Draft-and-Prune: Improving the Reliability of Auto-formalization for Logical Reasoning
Summary: arXiv:2603.17233v2
Announce Type: replace
Abstract
Auto-formalization (AF) translates natural-language reasoning problems into solver-executable programs, enabling symbolic solvers to perform sound logical deduction. In practice, however, AF pipelines are currently brittle: programs may fail to execute or execute but encode incorrect semantics. While prior work largely mitigates syntactic failures via repairs based on solver feedback, reducing semantic failures remains a major bottleneck. We propose Draft-and-Prune (D&P), an inference-time framework that improves AF-based logical reasoning via diversity and verification. D&P first drafts multiple natural-language plans and conditions program generation on them. It further prunes executable but contradictory or ambiguous formalizations, and aggregates predictions from surviving paths via majority voting.
Key Innovations of Draft-and-Prune
The Draft-and-Prune approach introduces several key innovations to enhance the reliability of auto-formalization:
- Diversity in Drafting: D&P generates multiple drafts of potential solutions, allowing for a broader exploration of possibilities.
- Pruning Mechanism: The framework identifies and eliminates executable but contradictory or ambiguous formalizations, ensuring that only the most reliable outputs are considered.
- Majority Voting: Predictions from the surviving drafts are aggregated using majority voting, which enhances the robustness of the final output.
Performance Evaluation
To assess the effectiveness of D&P, the framework was tested across four representative benchmarks: AR-LSAT, ProofWriter, PrOntoQA, and LogicalDeduction. The results indicated substantial improvements in AF-based reasoning without requiring additional supervision:
- AR-LSAT: In the AF-only setting, D&P achieved an impressive 78.43% accuracy with GPT-4 and 78.00% accuracy with GPT-4o, significantly outperforming the strongest AF baselines, MAD-LOGIC and CLOVER.

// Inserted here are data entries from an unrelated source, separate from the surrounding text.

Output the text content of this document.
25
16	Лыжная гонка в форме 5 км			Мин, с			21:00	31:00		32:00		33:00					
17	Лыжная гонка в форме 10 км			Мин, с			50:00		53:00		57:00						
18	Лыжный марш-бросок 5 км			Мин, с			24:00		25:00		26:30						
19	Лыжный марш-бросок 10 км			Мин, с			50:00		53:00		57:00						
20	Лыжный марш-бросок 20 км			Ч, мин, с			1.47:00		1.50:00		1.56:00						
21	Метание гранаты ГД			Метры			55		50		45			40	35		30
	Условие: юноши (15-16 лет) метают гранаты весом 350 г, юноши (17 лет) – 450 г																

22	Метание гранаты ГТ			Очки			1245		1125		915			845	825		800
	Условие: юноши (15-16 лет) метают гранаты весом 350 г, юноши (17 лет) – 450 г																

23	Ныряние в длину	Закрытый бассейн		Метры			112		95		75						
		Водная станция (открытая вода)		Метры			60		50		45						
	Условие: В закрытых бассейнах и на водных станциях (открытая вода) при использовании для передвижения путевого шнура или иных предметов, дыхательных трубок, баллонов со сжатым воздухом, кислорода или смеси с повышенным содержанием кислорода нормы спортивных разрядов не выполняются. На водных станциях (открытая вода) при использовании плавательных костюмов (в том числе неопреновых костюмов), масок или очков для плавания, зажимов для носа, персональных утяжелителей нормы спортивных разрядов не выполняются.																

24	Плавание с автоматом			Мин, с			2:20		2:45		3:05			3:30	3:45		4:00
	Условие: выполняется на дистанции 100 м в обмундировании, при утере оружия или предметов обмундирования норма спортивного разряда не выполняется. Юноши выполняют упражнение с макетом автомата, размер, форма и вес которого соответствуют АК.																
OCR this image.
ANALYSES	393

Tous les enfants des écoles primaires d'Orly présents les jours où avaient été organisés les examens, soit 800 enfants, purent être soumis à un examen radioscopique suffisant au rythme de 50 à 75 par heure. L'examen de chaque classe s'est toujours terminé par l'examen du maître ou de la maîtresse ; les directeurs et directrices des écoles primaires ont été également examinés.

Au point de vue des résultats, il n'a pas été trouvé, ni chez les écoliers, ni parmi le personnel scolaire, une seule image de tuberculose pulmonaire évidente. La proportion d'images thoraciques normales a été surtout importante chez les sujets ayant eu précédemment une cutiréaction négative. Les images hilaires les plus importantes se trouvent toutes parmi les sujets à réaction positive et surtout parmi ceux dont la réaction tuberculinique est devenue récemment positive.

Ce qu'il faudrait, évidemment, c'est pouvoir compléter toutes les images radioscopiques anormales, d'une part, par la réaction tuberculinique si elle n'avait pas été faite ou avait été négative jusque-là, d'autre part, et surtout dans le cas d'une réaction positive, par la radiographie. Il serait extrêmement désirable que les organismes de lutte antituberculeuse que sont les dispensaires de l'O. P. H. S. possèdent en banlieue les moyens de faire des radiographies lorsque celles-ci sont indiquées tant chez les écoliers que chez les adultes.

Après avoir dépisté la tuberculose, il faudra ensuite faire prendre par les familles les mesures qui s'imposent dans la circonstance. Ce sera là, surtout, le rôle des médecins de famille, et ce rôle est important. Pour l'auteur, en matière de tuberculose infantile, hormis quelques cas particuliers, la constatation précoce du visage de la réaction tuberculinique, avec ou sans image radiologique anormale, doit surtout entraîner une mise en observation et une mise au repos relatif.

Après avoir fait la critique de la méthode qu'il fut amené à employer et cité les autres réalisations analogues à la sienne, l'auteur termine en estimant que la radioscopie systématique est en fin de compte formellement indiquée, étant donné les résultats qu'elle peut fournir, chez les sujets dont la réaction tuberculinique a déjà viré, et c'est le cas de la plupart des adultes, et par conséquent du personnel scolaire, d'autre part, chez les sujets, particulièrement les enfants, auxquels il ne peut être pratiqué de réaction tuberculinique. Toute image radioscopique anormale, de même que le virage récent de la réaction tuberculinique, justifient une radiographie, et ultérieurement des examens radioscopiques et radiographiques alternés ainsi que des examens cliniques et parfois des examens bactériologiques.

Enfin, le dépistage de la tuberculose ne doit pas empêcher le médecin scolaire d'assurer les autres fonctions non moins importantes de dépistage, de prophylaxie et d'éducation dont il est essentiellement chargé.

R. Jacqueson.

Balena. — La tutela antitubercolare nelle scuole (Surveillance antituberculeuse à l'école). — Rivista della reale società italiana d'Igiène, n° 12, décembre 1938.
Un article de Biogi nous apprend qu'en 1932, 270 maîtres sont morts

- PrOntoQA: D&P attained a remarkable 100% accuracy, showcasing its high reliability.
- LogicalDeduction: Similar to PrOntoQA, D&P also reached 100% accuracy on this benchmark.
Conclusion
The introduction of Draft-and-Prune marks a significant advancement in the field of auto-formalization for logical reasoning. By addressing both syntactic and semantic failures, D&P offers a more reliable framework for translating natural-language reasoning problems into executable programs. As the demand for accurate logical reasoning in AI applications continues to grow, the contributions of D&P could pave the way for more robust and effective AI systems capable of sound logical deduction.